KV Hessen: „Hättest Du geschwiegen ...“

Die Äußerungen des KBV-Chefs lösten zum Teil deftige Reaktionen aus. Als „deplatziert und kontraproduktiv“ bezeichneten die Vorstandsvorsitzenden der KV Hessen Gassens Einlassungen.

Stattdessen sei es wichtig, den Menschen zu sagen, dass sie sich auch in dieser schwierigen Zeit auf die ambulante Versorgung verlassen könnten und sie nicht zu verunsichern, sagten Frank Dastych und Dr. Eckhard Starke. „Wenn Du geschwiegen hättest, wärest Du ein Philosoph geblieben“, mahnten die KV-Chefs zur Zurückhaltung. Aus Sicht der KV Hessen sei der „harte Lockdown“ „richtig und alternativlos“.

Die Haltung des KBV-Chefs wird auch sonst nicht überall geteilt.
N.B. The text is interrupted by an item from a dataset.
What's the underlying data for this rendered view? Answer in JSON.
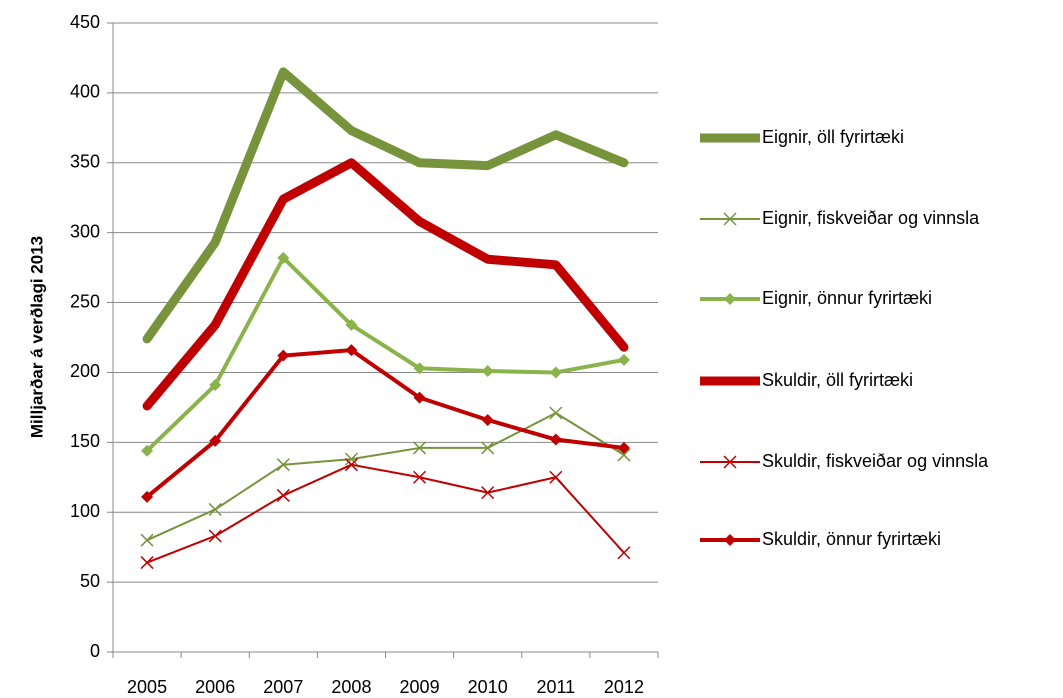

Die Vorstände der KV Nordrhein und der KV Baden-Württemberg hatten bereits am Tag vor der Veröffentlichung von Gassens Äußerungen Bund und Ländern die „nachhaltige Unterstützung der niedergelassenen Ärzteschaft“ zugesichert.

Bergmann: „Trend stoppen“

„Der aktuelle Lockdown ist zwingend erforderlich angesichts der Pandemieentwicklung (…) und muss entsprechend hart durchgesetzt werden. , sagte der Vorstandschef der KVBW Dr. Norbert Metke. „Wir bedanken uns ausdrücklich beim Bundesgesundheitsministerium für das bisherige exzellente Krisenmanagement“, schob Metke nach und erinnerte an den Schutzschirm für die Praxen und die Bereitstellung von Schutzausrüstung durch den Bund.

Ins gleiche Horn stieß Dr. Frank Bergmann, Vorstandsvorsitzender der KVNO: „Wir müssen diesen Trend stoppen, sonst geht das bis zum Frühjahr immer so weiter.

Fechner: „Wissenschaftlicher Diskurs“

Baden-Württembergs KV-Vize Dr. Johannes Fechner forderte einen wissenschaftlichen Diskurs darüber, wie es nach dem 10. Januar weitergehen solle. Die Vorstände zeigten sich in ihrer Erklärung einig, dass nach dem „völlig unverzichtbaren derzeitigen Lockdown“ außer dem Impfen der vulnerablen Gruppen und des Medizin- und Pflegepersonals „schnellstmöglich“ weitere Maßnahmen ergriffen werden müssten, um eine schrittweise Rückkehr aus dem harten Lockdown in Zukunft zu flankieren.

Eher nachdenklich gab sich Stefan Windau, KV-Vize in Sachsen: „Die Politik muss besser als bisher, klarer und mit wirklicher Mühe zur Überzeugung das kommunizieren, was sie für richtig hält“, schrieb Windau im Editorial zur Dezemberausgabe der KV-Nachrichten in Sachsen.

Er wolle keinesfalls diejenigen unterstützen, die die Pandemie in Frage stellten, notierte Windau. „Ich möchte aber eine Lanze für die brechen, die sachlich fundiert fragen, wie wir langfristig mit dieser Pandemie oder ähnlichen Bedrohungslagen umgehen wollen“, fährt er im Text fort.